Winning the game is done through earning victory points. These are scored in the economic phase and are based on each nation's political status. The political status of a nation is influenced by a number of factors, but mainly by winning or losing wars and battles. Battles are won by a combination of generals available, the quality of the troops in the armies and a battlefield strategy selected prior to the battle. Troops are divided into elite guards, cavalry, infantry, artillery, militia and feudal troops.

Northwest portion of map (about 10% of total map size) showing early-game moves

The troops have different abilities but differ mainly in their morale. Most battles are won by reducing the opponents morale to zero rather than by destroying all factors in the army. With few exceptions, wars can only be won through a surrender and the appropriate time and conditions of a surrender is one of the key elements of the game.

==Reception==
Empires in Arms was chosen for inclusion in the 2007 book Hobby Games: The 100 Best. Alessio Cavatore commented "Anyone who knows the game Empires in Arms (EiA) would agree that it is a monster. It is one of the longest, most complicated, and most demanding board games that has ever been produced. It's certainly the longest I've ever played, and I've played quite a few. However, EiA has also been the most exciting, engrossing, and rewarding board-gaming experience of my life."
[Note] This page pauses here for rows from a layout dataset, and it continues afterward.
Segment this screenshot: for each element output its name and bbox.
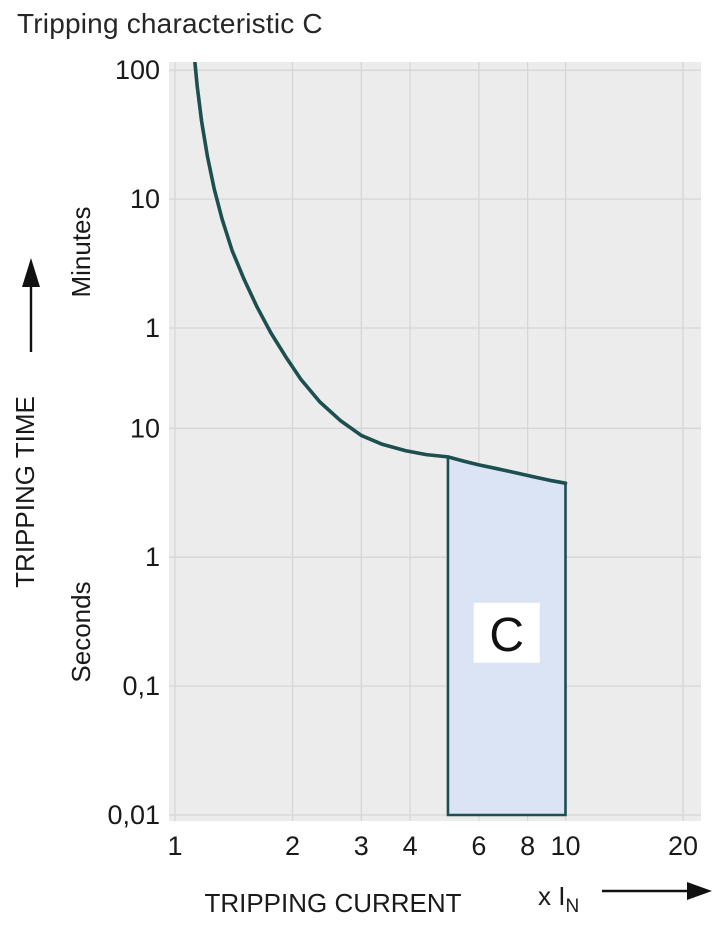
region-label-box	[473, 602, 540, 663]
x-tick-label: 6	[471, 831, 486, 861]
tripping-curve	[193, 62, 568, 486]
x-tick-label: 8	[520, 831, 535, 861]
y-tick-label: 10	[130, 413, 160, 443]
x-axis-label: TRIPPING CURRENT	[204, 888, 461, 918]
y-tick-label: 10	[130, 184, 160, 214]
x-unit-label: x IN	[538, 881, 579, 917]
region-label: C	[489, 609, 524, 662]
y-lower-unit-label: Seconds	[66, 581, 96, 682]
y-upper-unit-label: Minutes	[66, 206, 96, 297]
x-tick-label: 10	[550, 831, 580, 861]
x-tick-label: 2	[285, 831, 300, 861]
chart-title: Tripping characteristic C	[17, 8, 323, 39]
x-tick-label: 3	[354, 831, 369, 861]
y-axis-label: TRIPPING TIME	[10, 396, 40, 588]
y-axis-arrow-icon	[22, 258, 40, 287]
plot-area	[169, 62, 701, 821]
x-axis-arrow-icon	[687, 882, 712, 900]
x-tick-label: 1	[167, 831, 182, 861]
y-tick-label: 100	[115, 55, 160, 85]
y-tick-label: 1	[145, 313, 160, 343]
x-tick-label: 4	[403, 831, 418, 861]
y-tick-label: 1	[145, 542, 160, 572]
y-tick-label: 0,1	[122, 671, 160, 701]
x-tick-label: 20	[668, 831, 698, 861]
y-tick-label: 0,01	[107, 800, 160, 830]
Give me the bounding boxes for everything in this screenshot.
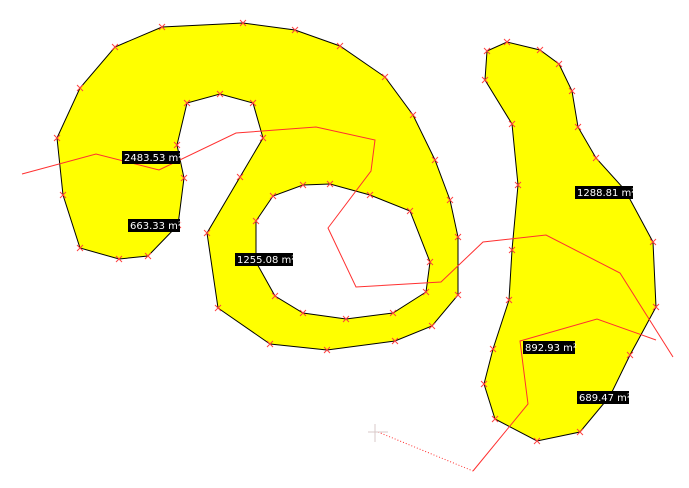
vertex-marker-icon[interactable] [115,255,123,263]
vertex-marker-icon[interactable] [576,428,584,436]
vertex-marker-icon[interactable] [391,337,399,345]
vertex-marker-icon[interactable] [555,60,563,68]
vertex-marker-icon[interactable] [183,99,191,107]
vertex-marker-icon[interactable] [366,191,374,199]
vertex-marker-icon[interactable] [508,120,516,128]
vertex-marker-icon[interactable] [326,180,334,188]
vertex-marker-icon[interactable] [291,26,299,34]
vertex-marker-icon[interactable] [214,304,222,312]
vertex-marker-icon[interactable] [446,196,454,204]
area-label-1-text: 2483.53 m² [124,153,182,164]
vertex-marker-icon[interactable] [505,296,513,304]
vertex-marker-icon[interactable] [533,437,541,445]
vertex-marker-icon[interactable] [514,181,522,189]
vertex-marker-icon[interactable] [323,346,331,354]
vertex-marker-icon[interactable] [454,291,462,299]
vertex-marker-icon[interactable] [158,23,166,31]
area-label-2-text: 663.33 m² [130,221,182,232]
vertex-marker-icon[interactable] [342,315,350,323]
vertex-marker-icon[interactable] [76,244,84,252]
vertex-marker-icon[interactable] [53,134,61,142]
area-label-6: 689.47 m² [577,391,631,404]
area-label-4-text: 1288.81 m² [577,188,635,199]
vertex-marker-icon[interactable] [266,340,274,348]
polygon-left[interactable] [56,22,459,351]
area-label-6-text: 689.47 m² [579,393,631,404]
vertex-marker-icon[interactable] [252,217,260,225]
vertex-marker-icon[interactable] [406,207,414,215]
vertex-marker-icon[interactable] [381,73,389,81]
vertex-marker-icon[interactable] [483,47,491,55]
area-label-2: 663.33 m² [128,219,182,232]
vertex-marker-icon[interactable] [389,309,397,317]
vertex-marker-icon[interactable] [299,181,307,189]
vertex-marker-icon[interactable] [336,42,344,50]
vertex-marker-icon[interactable] [236,173,244,181]
measure-line-2 [472,318,657,472]
vertex-marker-icon[interactable] [76,84,84,92]
vertex-marker-icon[interactable] [111,43,119,51]
vertex-marker-icon[interactable] [626,351,634,359]
vertex-marker-icon[interactable] [239,19,247,27]
vertex-marker-icon[interactable] [426,258,434,266]
dotted-construction-line [377,431,474,472]
crosshair-cursor-icon [368,424,388,442]
area-label-5-text: 892.93 m² [525,343,577,354]
vertex-marker-icon[interactable] [428,322,436,330]
vertex-marker-icon[interactable] [144,252,152,260]
vertex-marker-icon[interactable] [574,123,582,131]
vertex-marker-icon[interactable] [568,87,576,95]
vertex-marker-icon[interactable] [203,229,211,237]
vertex-marker-icon[interactable] [454,233,462,241]
vertex-marker-icon[interactable] [431,156,439,164]
vertex-marker-icon[interactable] [592,154,600,162]
vertex-marker-icon[interactable] [269,192,277,200]
vertex-marker-icon[interactable] [299,309,307,317]
vertex-marker-icon[interactable] [503,38,511,46]
area-label-3: 1255.08 m² [235,253,295,266]
vertex-marker-icon[interactable] [180,174,188,182]
vertex-marker-icon[interactable] [489,345,497,353]
vertex-marker-icon[interactable] [409,111,417,119]
vertex-marker-icon[interactable] [649,238,657,246]
vertex-marker-icon[interactable] [480,380,488,388]
area-label-4: 1288.81 m² [575,186,635,199]
vertex-marker-icon[interactable] [216,90,224,98]
vertex-marker-icon[interactable] [249,99,257,107]
vertex-marker-icon[interactable] [59,191,67,199]
vertex-marker-icon[interactable] [271,292,279,300]
vertex-marker-icon[interactable] [259,134,267,142]
vertex-marker-icon[interactable] [481,76,489,84]
area-label-5: 892.93 m² [523,341,577,354]
area-label-3-text: 1255.08 m² [237,255,295,266]
vertex-marker-icon[interactable] [422,288,430,296]
vertex-marker-icon[interactable] [652,303,660,311]
area-label-1: 2483.53 m² [122,151,182,164]
vertex-marker-icon[interactable] [173,141,181,149]
vertex-marker-icon[interactable] [508,246,516,254]
vertex-markers [53,19,660,445]
polygon-right[interactable] [483,41,657,442]
vertex-marker-icon[interactable] [536,46,544,54]
vertex-marker-icon[interactable] [491,415,499,423]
Games included Empires in Arms in its top 100 games of 1986, calling it a "vivid game of the Napoleonic Wars. While land and sea conflicts are important, diplomacy and economic decisions play crucial roles too."

It was nominated for the Charles S. Roberts Award Best Professional Game of the Year at Origins '84.

==Video game==
A video game adaptation for Windows titled, Empires in Arms: The Napoleonic Wars of 1805–1815, was released in 2007 by Matrix Games. Armchair General reviewed the game and called it "an easy recommendation for veterans of the boardgame and those who want to learn".